Secondo l’Agenzia internazionale per l’energia, nel 2023 gli Stati Uniti hanno rappresentato l’80% dell’espansione della fornitura globale di petrolio, confermando un cambio di rotta per l’industria. In sostanza, i prezzi più alti innescati dall’invasione russa dell’Ucraina hanno spinto di nuovo i produttori a trivellare.
Una maggiore produzione Usa, abbinata a una domanda globale incerta, potrebbe continuare a spingere i prezzi al ribasso. Un calo dei costi energetici, che farebbe raffreddare ancora di più l’inflazione, è auspicato da Biden. Ma non dall’Arabia Saudita, che ha invece avvertito su un potenziale prolungamento della politica dei tagli alla produzione fino a marzo proprio per favorire un aumento delle quotazioni.
L’offerta di petrolio nel mirino degli esperti: cosa aspettarsi?
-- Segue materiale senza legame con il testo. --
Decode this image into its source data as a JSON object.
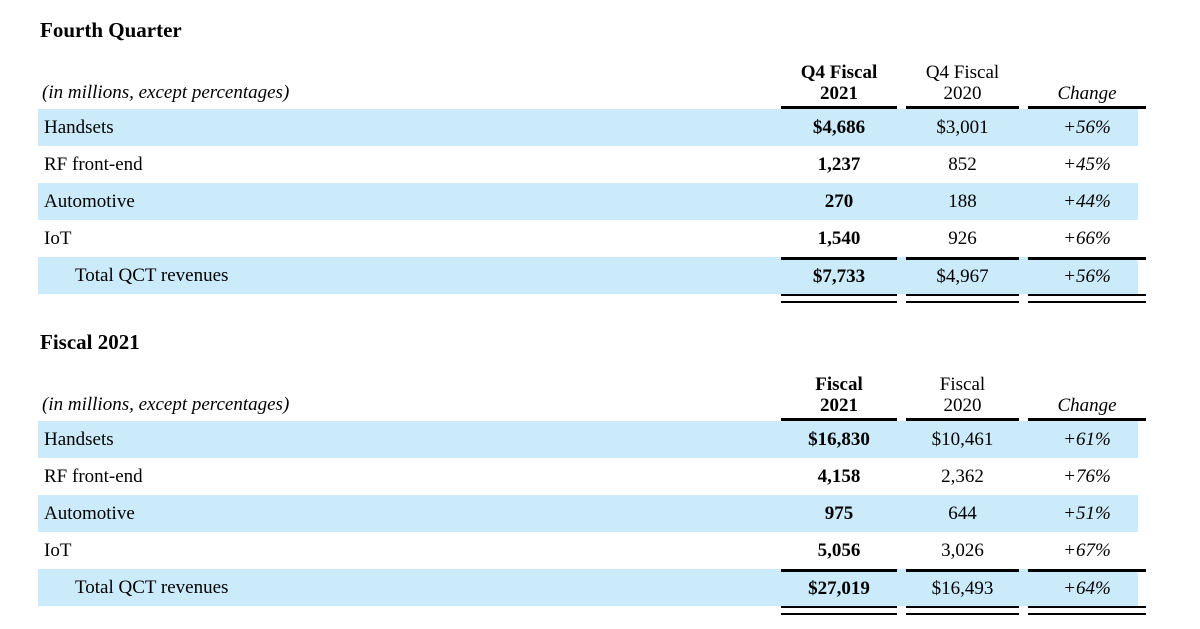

Il dibattito su cosa accadrà nel prossimo futuro ai prezzi del petrolio è molto acceso.
La svendita del greggio in corso potrebbe aumentare le possibilità che l’OPEC+ convochi una riunione di emergenza nelle prossime settimane, secondo Citigroup.
La società energetica Kpler prevede che l’Arabia Saudita manterrà i suoi tagli di un milione di barili al giorno per tutta la durata del prossimo anno. Tuttavia, i trader dubitano dell’impegno degli Stati membri del cartello nei confronti delle diminuzioni volontarie, il che ha contribuito alla recente serie di diminuzioni dei prezzi.
“Mentre l’OPEC+ taglia la produzione, ci sono una varietà di Paesi che la stanno aumentando al di fuori del gruppo, e anche all’interno del’organizzazione”, secondo Matt Smith, analista petrolifero capo di Kpler per le Americhe. Tra questi spiccano gli Stati Uniti, il Canada, il Guyana, il Brasile. Anche Venezuela e Iran, membri OPEC, stanno incrementando la loro offerta di greggio.
Massima allerta, infine, sulla rivalità Usa-Arabia Saudita. L’esperto di energia Paul Sankey ha avvertito su un rischio sottovalutato. In un suo intervento su Market Insider ha ipotizzato che i sauditi, per ritorsione contro la produzione Usa, potrebbero inondare il mercato con forniture aggiuntive. In questo modo, i prezzi del greggio si abbasserebbero, con l’obiettivo “mandare in bancarotta” l’industria statunitense rendendo non redditizia l’estrazione del petrolio. È una tattica utilizzata da Riyadh nel 2014 e nel 2020 per riprendere il controllo sui prezzi del petrolio.